20 de enero de 2024 00:03

Parece que el tercer aniversario del “golpe” en Washington –hace exactamente dos semanas–, o, sea, el ataque de los trumpistas al Capitolio el 6 de enero de 2021 a fin de impedir la certificación parlamentaria de la victoria de Joe Biden, pasó bastante desapercibido. Quizás el único momento memorable fue la (ligera) controversia en torno de la columna de Ross Douthat, un influyente comentarista conservador estadunidense, que se negaba a verlo como “golpe” o “insurrección”, en afán de argumentar que la participación de Trump en cualquier cosa que haya pasado en el Capitolio, no calificaba para excluirlo de ejercer cargos públicos (y así de las elecciones por venir) bajo la Decimocuarta Enmienda, que así lo estipula si alguien “ha incurrido en insurrección o rebelión [en contra de la Constitución]” (sección 3.).

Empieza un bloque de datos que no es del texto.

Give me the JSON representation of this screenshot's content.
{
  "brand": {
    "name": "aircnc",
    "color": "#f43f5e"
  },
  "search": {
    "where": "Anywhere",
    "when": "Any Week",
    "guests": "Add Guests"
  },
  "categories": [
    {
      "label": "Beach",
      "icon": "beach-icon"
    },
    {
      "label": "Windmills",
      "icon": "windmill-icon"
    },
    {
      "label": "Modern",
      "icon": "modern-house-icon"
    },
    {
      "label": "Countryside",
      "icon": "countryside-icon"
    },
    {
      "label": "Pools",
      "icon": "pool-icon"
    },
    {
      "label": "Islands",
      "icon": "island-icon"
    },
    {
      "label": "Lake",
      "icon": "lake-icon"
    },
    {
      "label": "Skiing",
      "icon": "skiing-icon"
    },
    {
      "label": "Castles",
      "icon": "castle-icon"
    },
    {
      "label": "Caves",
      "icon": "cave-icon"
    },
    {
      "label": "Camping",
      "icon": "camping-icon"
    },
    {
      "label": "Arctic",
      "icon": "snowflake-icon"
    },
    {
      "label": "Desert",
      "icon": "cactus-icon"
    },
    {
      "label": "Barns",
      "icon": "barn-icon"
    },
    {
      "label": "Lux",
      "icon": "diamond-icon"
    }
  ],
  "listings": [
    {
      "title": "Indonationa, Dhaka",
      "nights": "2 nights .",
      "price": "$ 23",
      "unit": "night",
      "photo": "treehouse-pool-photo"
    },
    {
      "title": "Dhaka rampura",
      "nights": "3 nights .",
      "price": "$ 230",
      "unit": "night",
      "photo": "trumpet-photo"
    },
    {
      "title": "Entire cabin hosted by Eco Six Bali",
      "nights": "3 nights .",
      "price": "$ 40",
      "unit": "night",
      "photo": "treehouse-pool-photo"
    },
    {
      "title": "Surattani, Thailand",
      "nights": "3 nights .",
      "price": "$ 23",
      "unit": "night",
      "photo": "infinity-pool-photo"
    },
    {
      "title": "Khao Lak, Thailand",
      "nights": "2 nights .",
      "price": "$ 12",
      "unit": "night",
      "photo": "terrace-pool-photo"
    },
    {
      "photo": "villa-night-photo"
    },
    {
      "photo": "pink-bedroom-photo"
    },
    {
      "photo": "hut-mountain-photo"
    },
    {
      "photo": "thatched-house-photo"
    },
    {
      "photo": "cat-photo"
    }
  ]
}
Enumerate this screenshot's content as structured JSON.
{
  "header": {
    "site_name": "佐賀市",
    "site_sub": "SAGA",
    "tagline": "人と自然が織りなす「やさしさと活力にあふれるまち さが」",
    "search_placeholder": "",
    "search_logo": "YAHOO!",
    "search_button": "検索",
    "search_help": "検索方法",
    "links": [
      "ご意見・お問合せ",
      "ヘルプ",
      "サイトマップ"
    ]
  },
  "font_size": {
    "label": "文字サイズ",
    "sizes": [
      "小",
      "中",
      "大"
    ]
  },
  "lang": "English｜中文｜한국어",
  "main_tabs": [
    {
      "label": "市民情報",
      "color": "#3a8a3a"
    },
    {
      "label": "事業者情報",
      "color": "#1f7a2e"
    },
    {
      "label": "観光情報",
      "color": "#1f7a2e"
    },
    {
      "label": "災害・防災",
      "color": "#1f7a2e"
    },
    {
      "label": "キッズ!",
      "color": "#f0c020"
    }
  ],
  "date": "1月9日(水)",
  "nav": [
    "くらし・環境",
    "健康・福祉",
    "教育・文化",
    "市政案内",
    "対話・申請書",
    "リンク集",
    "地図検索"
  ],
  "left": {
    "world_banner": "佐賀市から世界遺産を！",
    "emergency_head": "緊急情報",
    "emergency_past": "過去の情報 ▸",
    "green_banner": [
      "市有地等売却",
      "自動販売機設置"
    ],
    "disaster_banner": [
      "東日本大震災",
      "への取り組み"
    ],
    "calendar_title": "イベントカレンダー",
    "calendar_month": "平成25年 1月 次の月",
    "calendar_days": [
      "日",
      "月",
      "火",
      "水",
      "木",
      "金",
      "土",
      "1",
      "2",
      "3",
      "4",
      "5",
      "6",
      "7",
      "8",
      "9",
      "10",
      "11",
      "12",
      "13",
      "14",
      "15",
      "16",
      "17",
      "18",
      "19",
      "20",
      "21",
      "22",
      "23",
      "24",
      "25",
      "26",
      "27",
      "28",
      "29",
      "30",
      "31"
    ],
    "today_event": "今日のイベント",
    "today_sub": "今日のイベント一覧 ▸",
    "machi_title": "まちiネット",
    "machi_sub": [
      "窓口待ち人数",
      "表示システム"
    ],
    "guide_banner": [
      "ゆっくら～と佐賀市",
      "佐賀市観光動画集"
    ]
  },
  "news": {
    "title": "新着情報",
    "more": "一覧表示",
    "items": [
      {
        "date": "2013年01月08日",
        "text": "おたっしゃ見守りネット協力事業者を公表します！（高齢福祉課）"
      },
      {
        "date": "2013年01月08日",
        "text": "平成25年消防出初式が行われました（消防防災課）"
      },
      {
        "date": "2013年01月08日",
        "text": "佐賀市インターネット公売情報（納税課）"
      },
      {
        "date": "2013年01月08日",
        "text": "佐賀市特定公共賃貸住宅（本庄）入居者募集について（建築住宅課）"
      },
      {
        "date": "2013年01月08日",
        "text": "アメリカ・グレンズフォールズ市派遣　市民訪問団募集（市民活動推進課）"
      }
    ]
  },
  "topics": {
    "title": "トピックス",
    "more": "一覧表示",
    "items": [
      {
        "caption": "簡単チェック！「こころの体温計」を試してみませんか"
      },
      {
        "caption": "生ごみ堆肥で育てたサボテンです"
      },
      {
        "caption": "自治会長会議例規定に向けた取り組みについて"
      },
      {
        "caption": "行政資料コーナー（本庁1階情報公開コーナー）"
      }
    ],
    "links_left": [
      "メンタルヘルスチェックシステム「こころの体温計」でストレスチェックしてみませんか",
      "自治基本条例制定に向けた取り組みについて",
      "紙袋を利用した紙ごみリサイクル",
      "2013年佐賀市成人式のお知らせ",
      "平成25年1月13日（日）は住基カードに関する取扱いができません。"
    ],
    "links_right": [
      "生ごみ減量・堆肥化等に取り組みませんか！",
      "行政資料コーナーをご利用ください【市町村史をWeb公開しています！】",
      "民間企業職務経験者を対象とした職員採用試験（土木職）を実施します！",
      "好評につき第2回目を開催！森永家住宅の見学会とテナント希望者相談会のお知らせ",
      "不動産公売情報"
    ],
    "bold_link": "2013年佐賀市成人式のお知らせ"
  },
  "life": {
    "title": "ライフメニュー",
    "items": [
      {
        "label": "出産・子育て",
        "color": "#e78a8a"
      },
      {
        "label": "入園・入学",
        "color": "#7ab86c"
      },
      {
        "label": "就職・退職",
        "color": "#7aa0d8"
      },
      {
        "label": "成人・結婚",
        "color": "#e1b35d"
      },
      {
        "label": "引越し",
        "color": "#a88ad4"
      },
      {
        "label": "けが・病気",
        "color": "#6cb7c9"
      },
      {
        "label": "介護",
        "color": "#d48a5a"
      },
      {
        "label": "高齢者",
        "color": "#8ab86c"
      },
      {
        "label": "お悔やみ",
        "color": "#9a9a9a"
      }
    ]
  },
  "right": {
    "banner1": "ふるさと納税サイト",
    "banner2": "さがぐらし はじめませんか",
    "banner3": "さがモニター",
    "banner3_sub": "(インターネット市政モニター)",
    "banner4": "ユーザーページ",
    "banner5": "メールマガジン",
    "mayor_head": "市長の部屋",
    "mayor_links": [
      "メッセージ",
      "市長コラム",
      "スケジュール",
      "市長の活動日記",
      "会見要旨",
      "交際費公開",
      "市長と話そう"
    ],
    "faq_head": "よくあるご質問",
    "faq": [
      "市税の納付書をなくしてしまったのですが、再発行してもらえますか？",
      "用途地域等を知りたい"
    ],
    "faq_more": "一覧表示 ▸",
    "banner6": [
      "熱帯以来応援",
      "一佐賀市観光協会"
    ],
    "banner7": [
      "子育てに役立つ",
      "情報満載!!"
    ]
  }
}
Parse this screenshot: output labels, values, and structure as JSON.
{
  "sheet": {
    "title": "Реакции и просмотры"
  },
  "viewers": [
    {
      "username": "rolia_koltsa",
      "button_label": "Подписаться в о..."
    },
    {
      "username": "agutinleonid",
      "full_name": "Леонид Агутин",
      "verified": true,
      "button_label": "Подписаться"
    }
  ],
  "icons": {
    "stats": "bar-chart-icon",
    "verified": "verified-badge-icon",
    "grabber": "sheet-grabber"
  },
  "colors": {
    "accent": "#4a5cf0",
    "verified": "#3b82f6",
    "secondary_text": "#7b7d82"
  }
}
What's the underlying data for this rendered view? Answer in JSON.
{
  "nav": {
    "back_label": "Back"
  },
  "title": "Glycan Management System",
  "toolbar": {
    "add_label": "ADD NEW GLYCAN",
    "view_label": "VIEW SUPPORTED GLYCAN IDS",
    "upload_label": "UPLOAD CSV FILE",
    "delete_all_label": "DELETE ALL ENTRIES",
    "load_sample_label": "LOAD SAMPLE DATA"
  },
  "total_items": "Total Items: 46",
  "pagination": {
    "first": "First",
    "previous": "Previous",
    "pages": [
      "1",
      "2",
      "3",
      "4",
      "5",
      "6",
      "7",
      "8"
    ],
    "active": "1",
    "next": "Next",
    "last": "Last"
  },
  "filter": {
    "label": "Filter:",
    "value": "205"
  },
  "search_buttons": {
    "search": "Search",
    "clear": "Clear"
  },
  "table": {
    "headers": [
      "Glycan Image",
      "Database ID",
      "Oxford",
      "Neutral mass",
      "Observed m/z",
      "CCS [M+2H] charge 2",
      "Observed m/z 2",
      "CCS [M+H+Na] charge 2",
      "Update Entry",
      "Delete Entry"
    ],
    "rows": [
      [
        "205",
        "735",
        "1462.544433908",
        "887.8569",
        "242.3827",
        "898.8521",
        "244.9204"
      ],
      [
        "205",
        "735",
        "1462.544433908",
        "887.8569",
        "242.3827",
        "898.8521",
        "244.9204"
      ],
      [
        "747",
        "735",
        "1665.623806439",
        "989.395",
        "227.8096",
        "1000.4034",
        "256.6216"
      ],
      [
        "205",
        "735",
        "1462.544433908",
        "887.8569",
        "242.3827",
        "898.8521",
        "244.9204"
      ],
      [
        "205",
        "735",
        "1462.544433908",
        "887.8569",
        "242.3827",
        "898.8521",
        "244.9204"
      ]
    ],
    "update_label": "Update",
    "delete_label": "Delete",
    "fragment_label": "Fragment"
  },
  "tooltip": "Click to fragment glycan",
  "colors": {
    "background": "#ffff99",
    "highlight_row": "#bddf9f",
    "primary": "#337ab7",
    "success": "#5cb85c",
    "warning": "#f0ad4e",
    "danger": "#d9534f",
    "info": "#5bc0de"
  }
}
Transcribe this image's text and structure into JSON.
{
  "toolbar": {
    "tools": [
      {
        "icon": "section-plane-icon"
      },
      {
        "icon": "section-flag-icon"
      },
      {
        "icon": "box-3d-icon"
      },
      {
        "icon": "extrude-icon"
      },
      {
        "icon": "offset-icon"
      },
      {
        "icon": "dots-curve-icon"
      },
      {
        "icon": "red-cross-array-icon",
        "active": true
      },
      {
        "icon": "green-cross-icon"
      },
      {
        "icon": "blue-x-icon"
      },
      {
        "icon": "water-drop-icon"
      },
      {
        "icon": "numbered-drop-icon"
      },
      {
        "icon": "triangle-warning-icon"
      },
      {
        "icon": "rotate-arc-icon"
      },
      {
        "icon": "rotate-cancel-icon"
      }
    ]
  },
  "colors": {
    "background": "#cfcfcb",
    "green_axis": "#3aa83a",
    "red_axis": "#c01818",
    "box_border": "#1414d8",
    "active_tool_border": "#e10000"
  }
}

Walter Benjamin, el famoso acólita de la Escuela de Frankfurt no sólo fue un perspicaz observador de la modernidad, sino también supo apreciar la perspicacia de otros, remarcando en un lugar que los “conservadores tienden a ver más”, en sentido de que captan mucho mejor las fallas y las contradicciones de las democracias que sus homólogos liberales. Los famosos filósofos o sociólogos –y contemporáneos de Benjamin– como Carl Schmitt, Gaetano Mosca o Max Weber vienen en mente. Douthat no es Schmitt, Mosca ni Weber, pero parece ver más que tantos otros “expertos” (pundits) liberales que han comparado históricamente (e histéricamente) el ataque a Capitolio con el Putsch de la Cervecería (1923) o la quema de Reichstag (1933), y hoy invocan a la enmienda en cuestión, aunque ningún golpe coordinado tuvo lugar. Trump, al parecer, no tuvo ningún plan y no contaba con apoyo de las fuerzas armadas, el aparato de seguridad ni de la oligarquía. Sus intromisiones eran antidemocráticas, sí. Pero, tiene razón Douthat, más en clave de lo que una vez hizo Nixon (conspirando en contra del Partido Demócrata: Watergate) o Wilson (cambiando la legislación para encarcelar a su contrincante, el socialista Eugene V. Debs). Lo más importante: Trump no quería reemplazar explícitamente el orden constitucional (sección 3).

Muy en tenor de Douthat, pero desde la trinchera muy diferente, Mike Davis, el conocido marxista estadunidense, se negó en su momento a calificar el ataque al Capitolio de “golpe”, viéndolo más en clave cuasi cómica como “una carga de una pandilla de motociclistas vestidos como artistas de circo y bárbaros excedentes de guerra”. De modo parecido, su colega de New Left Review, el sociólogo marxista Dylan Riley, comentando tres días después del ataque a contrapelo de las narrativas dominantes, apuntaba que las consignas y demandas supremacistas blancas o de los nostálgicos de la confederación e incluso “neonazis”, no eran para nada mayoritarias, como aparecía en las interpretaciones. La demanda básica de los atacantes de “hacer bien el resultado electoral” (por más infundada que sea) y su reclamo de que “el Capitolio era nuestro”, los inscribía más en clave de “demócratas” (con d minúscula) y “asesinos jeffersonianos de tiranos” (siendo el trumpismo una utopía jeffersoniana de la pequeña burguesía de un self-made-man sin el Estado de bienestar o los financistas) que se rebelaron en contra del “capitalismo político” y “el Capitolio corrupto”. “¿Estaban equivocados?”, preguntaba Riley (Microverses, 2022, p. 22-24).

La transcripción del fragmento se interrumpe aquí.